We were working from our own interests, what we each imagined was good — but not from something we could trace the logic from.
Because I am a lover of logic, I crave rigor in my conclusions — and when I say logic, I don’t mean it colloquially, I mean it academically, as in ‘if p then q’. Especially when it comes to serious derivations of products. Anything outside of this makes me skeptical.
However, it was somewhat inspiring to see how quickly we could arrive at a semblance of progress.
I say semblance because it’s easy to write a bunch of things on post-it notes — they don’t necessarily need to say anything insightful. Your storyboards don’t even need to be insightful, just fast.
I wonder if there’s a way to apply more rigor into this process, perhaps by bringing in your original fragmented data from interviews (which might also be flawed in some way), or bringing in the customer profile.
The trouble is, there are so many spots to mess up.

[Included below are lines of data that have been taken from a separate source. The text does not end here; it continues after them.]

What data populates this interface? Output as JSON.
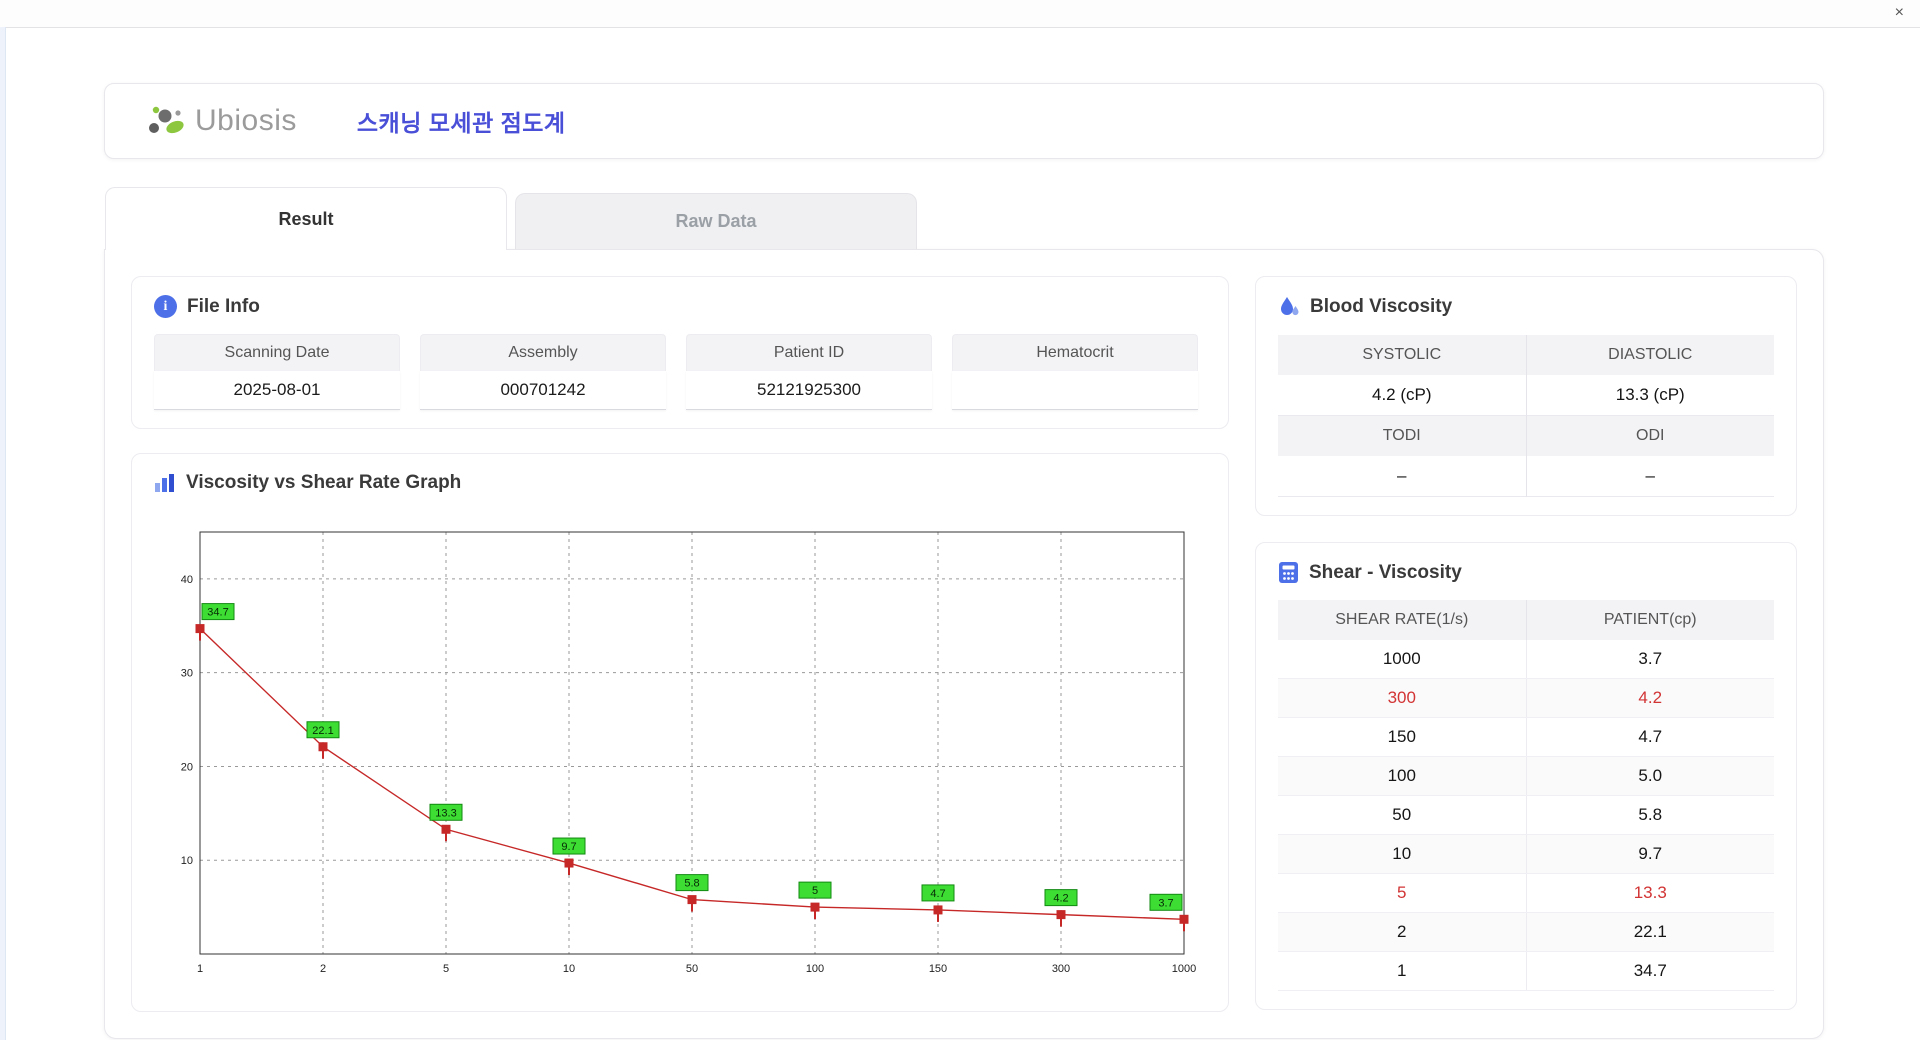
{
  "window": {
    "close_label": "×"
  },
  "header": {
    "logo_text": "Ubiosis",
    "title": "스캐닝 모세관 점도계"
  },
  "tabs": [
    {
      "label": "Result",
      "active": true
    },
    {
      "label": "Raw Data",
      "active": false
    }
  ],
  "file_info": {
    "title": "File Info",
    "fields": [
      {
        "label": "Scanning Date",
        "value": "2025-08-01"
      },
      {
        "label": "Assembly",
        "value": "000701242"
      },
      {
        "label": "Patient ID",
        "value": "52121925300"
      },
      {
        "label": "Hematocrit",
        "value": ""
      }
    ]
  },
  "graph": {
    "title": "Viscosity vs Shear Rate Graph"
  },
  "chart_data": {
    "type": "line",
    "title": "Viscosity vs Shear Rate Graph",
    "x_scale": "categorical",
    "categories": [
      "1",
      "2",
      "5",
      "10",
      "50",
      "100",
      "150",
      "300",
      "1000"
    ],
    "values": [
      34.7,
      22.1,
      13.3,
      9.7,
      5.8,
      5.0,
      4.7,
      4.2,
      3.7
    ],
    "point_labels": [
      "34.7",
      "22.1",
      "13.3",
      "9.7",
      "5.8",
      "5",
      "4.7",
      "4.2",
      "3.7"
    ],
    "xlabel": "",
    "ylabel": "",
    "y_ticks": [
      10,
      20,
      30,
      40
    ],
    "ylim": [
      0,
      45
    ],
    "grid": "dashed",
    "legend": "none",
    "line_color": "#c62828",
    "marker_color": "#c62828",
    "label_bg": "#3ddd33",
    "label_border": "#128a12"
  },
  "blood_viscosity": {
    "title": "Blood Viscosity",
    "rows": [
      {
        "labels": [
          "SYSTOLIC",
          "DIASTOLIC"
        ],
        "values": [
          "4.2 (cP)",
          "13.3 (cP)"
        ]
      },
      {
        "labels": [
          "TODI",
          "ODI"
        ],
        "values": [
          "–",
          "–"
        ]
      }
    ]
  },
  "shear_viscosity": {
    "title": "Shear - Viscosity",
    "columns": [
      "SHEAR RATE(1/s)",
      "PATIENT(cp)"
    ],
    "rows": [
      {
        "rate": "1000",
        "patient": "3.7",
        "highlight": false
      },
      {
        "rate": "300",
        "patient": "4.2",
        "highlight": true
      },
      {
        "rate": "150",
        "patient": "4.7",
        "highlight": false
      },
      {
        "rate": "100",
        "patient": "5.0",
        "highlight": false
      },
      {
        "rate": "50",
        "patient": "5.8",
        "highlight": false
      },
      {
        "rate": "10",
        "patient": "9.7",
        "highlight": false
      },
      {
        "rate": "5",
        "patient": "13.3",
        "highlight": true
      },
      {
        "rate": "2",
        "patient": "22.1",
        "highlight": false
      },
      {
        "rate": "1",
        "patient": "34.7",
        "highlight": false
      }
    ]
  }
}
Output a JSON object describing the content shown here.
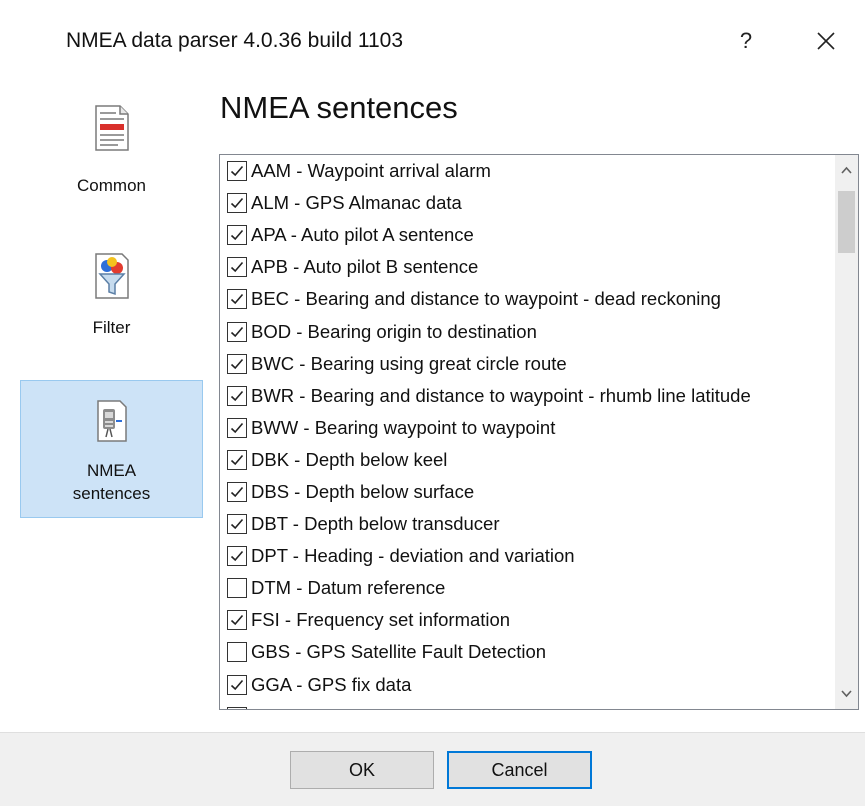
{
  "window": {
    "title": "NMEA data parser 4.0.36 build 1103",
    "help_label": "?",
    "close_icon": "close-icon"
  },
  "sidebar": {
    "items": [
      {
        "label": "Common",
        "icon": "document-icon",
        "active": false
      },
      {
        "label": "Filter",
        "icon": "filter-funnel-icon",
        "active": false
      },
      {
        "label": "NMEA\nsentences",
        "icon": "gps-sentences-icon",
        "active": true
      }
    ]
  },
  "main": {
    "heading": "NMEA sentences",
    "sentences": [
      {
        "label": "AAM - Waypoint arrival alarm",
        "checked": true
      },
      {
        "label": "ALM - GPS Almanac data",
        "checked": true
      },
      {
        "label": "APA - Auto pilot A sentence",
        "checked": true
      },
      {
        "label": "APB - Auto pilot B sentence",
        "checked": true
      },
      {
        "label": "BEC - Bearing and distance to waypoint - dead reckoning",
        "checked": true
      },
      {
        "label": "BOD - Bearing origin to destination",
        "checked": true
      },
      {
        "label": "BWC - Bearing using great circle route",
        "checked": true
      },
      {
        "label": "BWR - Bearing and distance to waypoint - rhumb line latitude",
        "checked": true
      },
      {
        "label": "BWW - Bearing waypoint to waypoint",
        "checked": true
      },
      {
        "label": "DBK - Depth below keel",
        "checked": true
      },
      {
        "label": "DBS - Depth below surface",
        "checked": true
      },
      {
        "label": "DBT - Depth below transducer",
        "checked": true
      },
      {
        "label": "DPT - Heading - deviation and variation",
        "checked": true
      },
      {
        "label": "DTM - Datum reference",
        "checked": false
      },
      {
        "label": "FSI - Frequency set information",
        "checked": true
      },
      {
        "label": "GBS - GPS Satellite Fault Detection",
        "checked": false
      },
      {
        "label": "GGA - GPS fix data",
        "checked": true
      },
      {
        "label": "",
        "checked": false
      }
    ]
  },
  "buttons": {
    "ok_label": "OK",
    "cancel_label": "Cancel"
  },
  "colors": {
    "selected_nav_bg": "#cde3f7",
    "selected_nav_border": "#99c9ef",
    "default_button_border": "#0078d7"
  }
}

Rigor is difficult. I wish we focused on that more. How do you apply rigor in who you interview? Can we consider the dire importance of appropriate interviewees? What about asking leading questions? Or the wrong questions? Or not asking why?
Are we simply trying to be quick to get an idea closer to testing, or are we just being sloppy? I don’t think speed and rigor are necessarily mutually exclusive.
Team Bluejackets wasn’t prepared for this product ideation session yet. It might have changed the outcome had we rigorously finished our customer profile and value proposition map beforehand. I could also be completely mistaken in its intention — perhaps it was simply a light brainstorming warmup to get diverse ideas on the table.
Overall, it was a fun and sophisticated exercise, and I greatly appreciate the nod to diversity inclusion built-in.